Researchers found that juvenile white sharks swam close to humans 97% of the time.
Young white sharks grow up to be great white sharks, known to be dangerous to humans.
One researcher said they were “shocked” that young great whites never attacked humans.
Great white sharks top many lists as “the most dangerous sharks” to humans. That’s because they hold the record for the highest number of unprovoked shark attacks on humans.
However, a new study published in the journal PLOS ONE earlier this month by researchers at the California State University Long Beach Shark Lab reveals a different side to young great whites.
Using drones, the researchers examined shark activity for just over two years in the waters of 26 Southern California beaches.
They conducted a total of 1,644 aerial drone surveys and found that young great white sharks got close to human swimmers, paddle boarders and surfers 97% of the time during their study, but the sharks never attacked once.
“Honestly, we were shocked. Sharks interacted with humans every day, several times a day, and they just swam by,” Christopher Lowe, one of the study’s authors and the director of CSULB Shark Lab, told the Boston Herald. .
“And the fact that no one was bitten contradicts the misconception that if a great white shark is around you will be attacked. This shows that this is not the case,” he added.
Why juvenile white sharks so often swim near humans
From the researchers’ drone footage, it may appear that juvenile white sharks like to hang out with swimmers and surfers. But it’s probably not because they adore us.
The shallow water near the beaches “is actually the natural habitat that the young white sharks use. It also happens to be popular with humans,” Yannis Papastamatiou, a shark behavior expert and an assistant professor at the Florida International University, to Insider.

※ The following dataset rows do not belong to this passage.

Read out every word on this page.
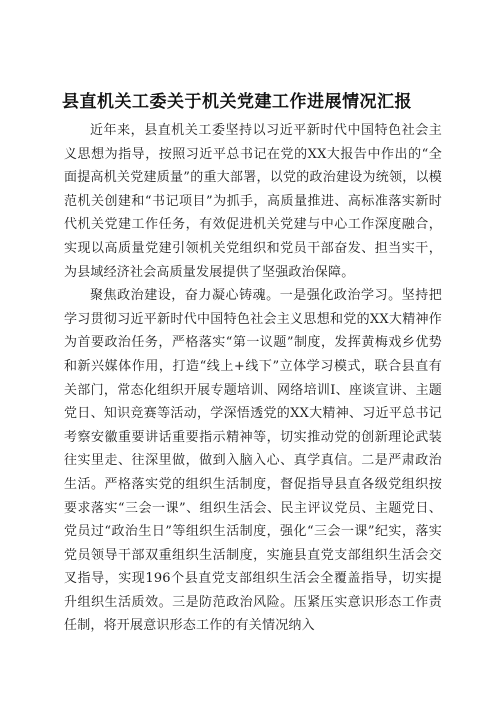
县直机关工委关于机关党建工作进展情况汇报

近年来，县直机关工委坚持以习近平新时代中国特色社会主义思想为指导，按照习近平总书记在党的XX大报告中作出的“全面提高机关党建质量”的重大部署，以党的政治建设为统领，以模范机关创建和“书记项目”为抓手，高质量推进、高标准落实新时代机关党建工作任务，有效促进机关党建与中心工作深度融合，实现以高质量党建引领机关党组织和党员干部奋发、担当实干，为县域经济社会高质量发展提供了坚强政治保障。

聚焦政治建设，奋力凝心铸魂。一是强化政治学习。坚持把学习贯彻习近平新时代中国特色社会主义思想和党的XX大精神作为首要政治任务，严格落实“第一议题”制度，发挥黄梅戏乡优势和新兴媒体作用，打造“线上+线下”立体学习模式，联合县直有关部门，常态化组织开展专题培训、网络培训I、座谈宣讲、主题党日、知识竞赛等活动，学深悟透党的XX大精神、习近平总书记考察安徽重要讲话重要指示精神等，切实推动党的创新理论武装往实里走、往深里做，做到入脑入心、真学真信。二是严肃政治生活。严格落实党的组织生活制度，督促指导县直各级党组织按要求落实“三会一课”、组织生活会、民主评议党员、主题党日、党员过“政治生日”等组织生活制度，强化“三会一课”纪实，落实党员领导干部双重组织生活制度，实施县直党支部组织生活会交叉指导，实现196个县直党支部组织生活会全覆盖指导，切实提升组织生活质效。三是防范政治风险。压紧压实意识形态工作责任制，将开展意识形态工作的有关情况纳入
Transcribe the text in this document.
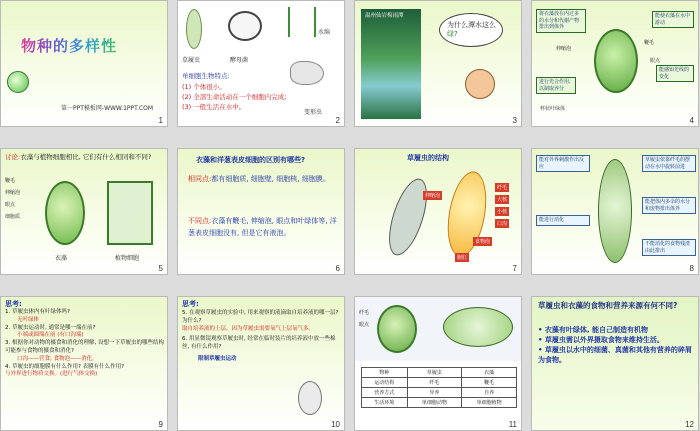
物种的多样性
第一PPT模板网-WWW.1PPT.COM
1
草履虫	酵母菌
水绵
变形虫
单细胞生物特点:
(1) 个体很小。
(2) 全部生命活动在一个细胞内完成;
(3) 一般生活在水中。
2
温州仙岩梅雨潭
为什么潭水这么绿?
3
将衣藻放在内过多的水分和代谢产物排出到体外
能使衣藻在水中游动
进行光合作用, 以制取养分
能感知光线的变化
伸缩泡
鞭毛
眼点
杯状叶绿体
4
讨论:衣藻与植物细胞相比, 它们有什么相同和不同?
鞭毛
伸缩泡
眼点
细胞质
衣藻	植物细胞
5
衣藻和洋葱表皮细胞的区别有哪些?
相同点:都有细胞质, 细胞壁, 细胞核, 细胞膜。
不同点:衣藻有鞭毛, 伸缩泡, 眼点和叶绿体等, 洋葱表皮细胞没有, 但是它有液泡。
6
草履虫的结构
伸缩泡
纤毛
大核
小核
口沟
食物泡
胞肛
7
能对外界刺激作出反应
草履虫依靠纤毛的摆动在水中旋转前进
能把体内多余的水分和废物排出体外
能进行消化
不能消化的食物残渣由此排出
8
思考:
1. 草履虫体内有叶绿体吗?
无叶绿体
2. 草履虫运动时, 通常是哪一端在前?
小端或圆端在前 (有口沟端)
3. 根据你对动物的摄食和消化的理解, 设想一下草履虫的哪些结构可能参与食物的摄食和消化?
口沟——营食; 食物泡——消化。
4. 草履虫的细胞膜有什么作用? 表膜有什么作用?
与外界进行物质交换。(进行气体交换)
9
思考:
5. 在观察草履虫的实验中, 用来观察的液滴取自培养液的哪一层? 为什么?
取自培养液的上层。因为草履虫需要氧气上层氧气多。
6. 用显微镜观察草履虫时, 经常在临时装片的培养液中放一些棉丝, 有什么作用?
限制草履虫运动
10
纤毛
眼点
物种	草履虫	衣藻
运动结构	纤毛	鞭毛
营养方式	异养	自养
生活环境	单细胞动物	单细胞植物
11
草履虫和衣藻的食物和营养来源有何不同?
• 衣藻有叶绿体, 能自己制造有机物
• 草履虫需以外界摄取食物来维持生活。
• 草履虫以水中的细菌、真菌和其他有营养的碎屑为食物。
12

They prefer to live in shallow waters, probably because food is plentiful here and these habitats also provide protection from predation or competition with larger, great white sharks. Large sharks usually live in the open ocean or deep-sea areas.
Also, young great whites prefer warmer waters, which again can overlap with regions that beachgoers flock to.
“They use the same habitats as human recreational water users,” said Catherine Macdonald, a marine conservation biologist and director of the University of Miami’s Shark Research and Conservation Program.
“This is completely normal shark behavior and there is nothing to suggest to me that sharks choose locations based on human presence,” Macdonald added.
Why juvenile white sharks don’t normally attack humans
While great white sharks are notorious for attacking humans, the actual number of attacks is low. Over the centuries, 326 unprovoked attacks and 52 fatalities have been recorded, the World Animal Foundation reported.
Your chance of being bitten by a great white shark, or any other shark for that matter, is extremely rare. You are more likely to get hit and die by lightning.
In fact, most of these California cases are of mistaken identity, according to the researchers. The shark thinks it’s biting a seal, and instead it’s a surfboard or a person.
“We rarely, if ever, see the shark consume humans. They bite and release the person when they realize we’re not a seal,” Patrick Rex, an author of the study and a field technician at the CSULB Shark Lab, told Insider.
In addition, Rex said the attacks usually happen to adult great whites (at least 21 feet tall), since they’re the ones that feed on seals and sea lions that are the shape and size of a human.
On the other hand, juvenile sharks are only about half the size of adult sharks and therefore avoid hunting large mammals, such as humans.
“We’re really not on the menu for sharks of this size,” Papastamatiou said.
Their diet includes stingrays, small fish, and bottom-dwelling fish such as halibut.
“So when they hunt, they’re hunting on the sea floor rather than on the surface where people are. So really, we don’t think the sharks want anything to do with us in general,” Rex added.
However, it doesn’t mean that the risk of being bitten by a juvenile great white dog is zero – it’s just very low.